6502 ran at only ~1MHz. Z80 in the Sinclair Spectrum was clocked at ~3.5MHz, so even if the CPU was substantially more inefficient (which it probably wasn't), a very CPU-dependent game would still run faster on the Sinclair machine...

There should be plenty of cycle-count tables available for the instruction sets of both microprocessors; while there's bound to be coding differences between each architecture the basics should be comparable. They're both bound to have move, basic logic and arithmatic instructions and so on.

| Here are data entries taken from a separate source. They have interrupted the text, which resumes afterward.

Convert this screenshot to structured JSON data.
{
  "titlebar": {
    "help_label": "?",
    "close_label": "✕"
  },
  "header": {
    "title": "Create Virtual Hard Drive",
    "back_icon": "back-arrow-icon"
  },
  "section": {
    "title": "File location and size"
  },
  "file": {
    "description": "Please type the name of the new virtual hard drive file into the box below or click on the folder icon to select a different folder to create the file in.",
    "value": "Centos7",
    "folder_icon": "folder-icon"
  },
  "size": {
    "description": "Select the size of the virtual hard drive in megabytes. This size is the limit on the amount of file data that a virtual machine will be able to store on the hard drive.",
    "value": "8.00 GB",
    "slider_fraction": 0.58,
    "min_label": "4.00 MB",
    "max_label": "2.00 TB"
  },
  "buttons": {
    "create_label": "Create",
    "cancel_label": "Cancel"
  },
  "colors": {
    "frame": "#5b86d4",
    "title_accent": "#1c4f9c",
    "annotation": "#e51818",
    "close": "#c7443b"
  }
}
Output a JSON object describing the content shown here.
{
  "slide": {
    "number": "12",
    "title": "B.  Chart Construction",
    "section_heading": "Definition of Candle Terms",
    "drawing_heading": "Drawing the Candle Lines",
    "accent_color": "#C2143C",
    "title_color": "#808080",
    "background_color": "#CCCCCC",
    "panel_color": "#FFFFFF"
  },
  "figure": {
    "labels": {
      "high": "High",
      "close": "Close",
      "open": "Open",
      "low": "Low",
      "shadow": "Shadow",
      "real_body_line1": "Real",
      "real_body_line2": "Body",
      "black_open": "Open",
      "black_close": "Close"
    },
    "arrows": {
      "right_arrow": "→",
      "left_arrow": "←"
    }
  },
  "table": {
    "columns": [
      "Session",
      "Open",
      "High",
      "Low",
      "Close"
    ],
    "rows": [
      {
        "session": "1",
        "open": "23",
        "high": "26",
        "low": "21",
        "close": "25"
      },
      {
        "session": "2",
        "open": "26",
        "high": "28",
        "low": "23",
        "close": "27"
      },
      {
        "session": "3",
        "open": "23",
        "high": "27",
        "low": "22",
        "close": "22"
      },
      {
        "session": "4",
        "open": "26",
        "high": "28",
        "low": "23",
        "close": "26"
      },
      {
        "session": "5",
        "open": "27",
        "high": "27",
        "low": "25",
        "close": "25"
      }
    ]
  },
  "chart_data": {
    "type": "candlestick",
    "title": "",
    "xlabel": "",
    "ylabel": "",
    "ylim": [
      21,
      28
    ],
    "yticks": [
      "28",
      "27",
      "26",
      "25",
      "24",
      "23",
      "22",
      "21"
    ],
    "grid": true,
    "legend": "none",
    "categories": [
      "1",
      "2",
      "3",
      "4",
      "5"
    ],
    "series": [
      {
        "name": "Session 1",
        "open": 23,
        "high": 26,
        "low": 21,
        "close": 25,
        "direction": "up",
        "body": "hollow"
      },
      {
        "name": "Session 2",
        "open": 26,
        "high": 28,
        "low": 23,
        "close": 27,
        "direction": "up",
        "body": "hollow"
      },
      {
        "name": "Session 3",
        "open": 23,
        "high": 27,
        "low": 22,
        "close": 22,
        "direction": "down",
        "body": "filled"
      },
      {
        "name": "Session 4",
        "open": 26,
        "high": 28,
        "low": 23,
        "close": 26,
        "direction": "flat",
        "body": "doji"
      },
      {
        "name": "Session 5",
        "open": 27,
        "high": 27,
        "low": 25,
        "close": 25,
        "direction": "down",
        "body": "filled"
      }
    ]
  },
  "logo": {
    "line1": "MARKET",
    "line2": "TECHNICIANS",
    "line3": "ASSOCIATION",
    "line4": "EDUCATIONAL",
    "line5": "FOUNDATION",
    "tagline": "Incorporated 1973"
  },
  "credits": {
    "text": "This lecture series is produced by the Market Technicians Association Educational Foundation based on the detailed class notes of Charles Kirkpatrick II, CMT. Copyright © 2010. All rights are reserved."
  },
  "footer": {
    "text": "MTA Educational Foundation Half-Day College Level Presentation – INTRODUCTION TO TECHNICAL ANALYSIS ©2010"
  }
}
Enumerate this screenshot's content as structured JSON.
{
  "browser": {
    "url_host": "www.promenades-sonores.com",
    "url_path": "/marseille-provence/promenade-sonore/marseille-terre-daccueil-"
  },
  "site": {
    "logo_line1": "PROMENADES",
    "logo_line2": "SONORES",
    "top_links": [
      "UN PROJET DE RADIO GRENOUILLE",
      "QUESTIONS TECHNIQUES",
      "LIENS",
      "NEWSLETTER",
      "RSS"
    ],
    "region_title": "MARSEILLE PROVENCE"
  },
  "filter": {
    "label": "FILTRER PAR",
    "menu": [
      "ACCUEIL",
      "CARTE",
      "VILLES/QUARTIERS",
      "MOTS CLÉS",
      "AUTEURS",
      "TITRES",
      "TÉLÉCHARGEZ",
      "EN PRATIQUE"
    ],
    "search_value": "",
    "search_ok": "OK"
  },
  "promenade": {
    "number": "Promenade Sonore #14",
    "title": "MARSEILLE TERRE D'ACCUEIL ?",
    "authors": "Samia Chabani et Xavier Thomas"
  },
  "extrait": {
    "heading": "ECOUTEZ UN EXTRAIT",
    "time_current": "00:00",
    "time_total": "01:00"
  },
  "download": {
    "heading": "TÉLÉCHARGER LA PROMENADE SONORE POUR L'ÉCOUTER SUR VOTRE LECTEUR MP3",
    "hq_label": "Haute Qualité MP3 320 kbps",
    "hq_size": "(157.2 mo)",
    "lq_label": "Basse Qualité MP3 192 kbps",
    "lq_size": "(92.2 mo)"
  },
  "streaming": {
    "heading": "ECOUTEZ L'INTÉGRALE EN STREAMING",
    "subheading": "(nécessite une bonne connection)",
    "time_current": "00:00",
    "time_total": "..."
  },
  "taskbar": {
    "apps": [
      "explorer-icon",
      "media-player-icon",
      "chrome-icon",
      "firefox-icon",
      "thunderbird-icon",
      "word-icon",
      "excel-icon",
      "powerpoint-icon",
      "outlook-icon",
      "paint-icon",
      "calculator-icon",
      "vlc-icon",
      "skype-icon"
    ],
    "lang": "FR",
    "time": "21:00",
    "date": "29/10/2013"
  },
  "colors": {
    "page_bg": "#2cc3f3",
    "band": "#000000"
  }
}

From what I remember reading back in the day, instructions in the C65816 ran faster on a per-clock basis than the equivalent MC68000 instructions since they were hardwired in the MOS design and executed through microcode in the Motorola chip, but in reality, SNES was inferior processing-wise to the Genesis/Megadrive due to clock speed differences...
 
6502 ran at only ~1MHz. Z80 in the Sinclair Spectrum was clocked at ~3.5MHz, so even if the CPU was substantially more inefficient (which it probably wasn't), a very CPU-dependent game would still run faster on the Sinclair machine...
The Z80 usually ran at a higher clock, but the Z80 used several clock cycles for each internal clock cycle. So while the 6502 used 2 to 7 clock cycles for each instruction, the z80 used 4 to 23 clock cycles (I think) for each instruction. But the Z80 had more registers and opcodes.

From what I remember reading back in the day, instructions in the C65816 ran faster on a per-clock basis than the equivalent MC68000 instructions since they were hardwired in the MOS design and executed through microcode in the Motorola chip, but in reality, SNES was inferior processing-wise to the Genesis/Megadrive due to clock speed differences...
If you translated 65816 code to 68000 code one opcode at the time, the 65816 would run faster. 65816 instructions use 2 to 9(?) cycles, 68000 instructions use 4 to... lots of cycles. (in 2 cycle increments)

If you rewrote the code to take advantage of the 68000s larger and wider register file, the 68000 might be faster. (each memory access fetched twice as much memory, but took 4 times longer for the 68000, so you should try to keep everything in registers)
 
Register spare architectures is a whole separate school or design philosophy, starting with the Burroughs B5000 in the early 60's. The basic idea being that large registers is not really necessary if the machine is well put together and programmed tightly.
It's better to put your money on addressing modes and faster mem overall.

I also hear that the 65c816 is supposed to be less than easy to program in assembly (ie. much harder than it's predecessor or any of it's 16 bit contemporarys). Is this true?
 
The 65C816 may have caught some extra flak due to the SNES's quirky hardware architecture (memory banks out the wazoo, CPU able to run at 3 different clock speeds depending on what hardware you want to access, and so on)...

The truly hard to program microprocessors (in assembly, that is) probably didn't appear until the pentium pro and equivalent chips appeared, with their speculative execution... Trying to hand-schedule instructions by hand when the CPU can re-order them on the fly must have been a nightmare, lol.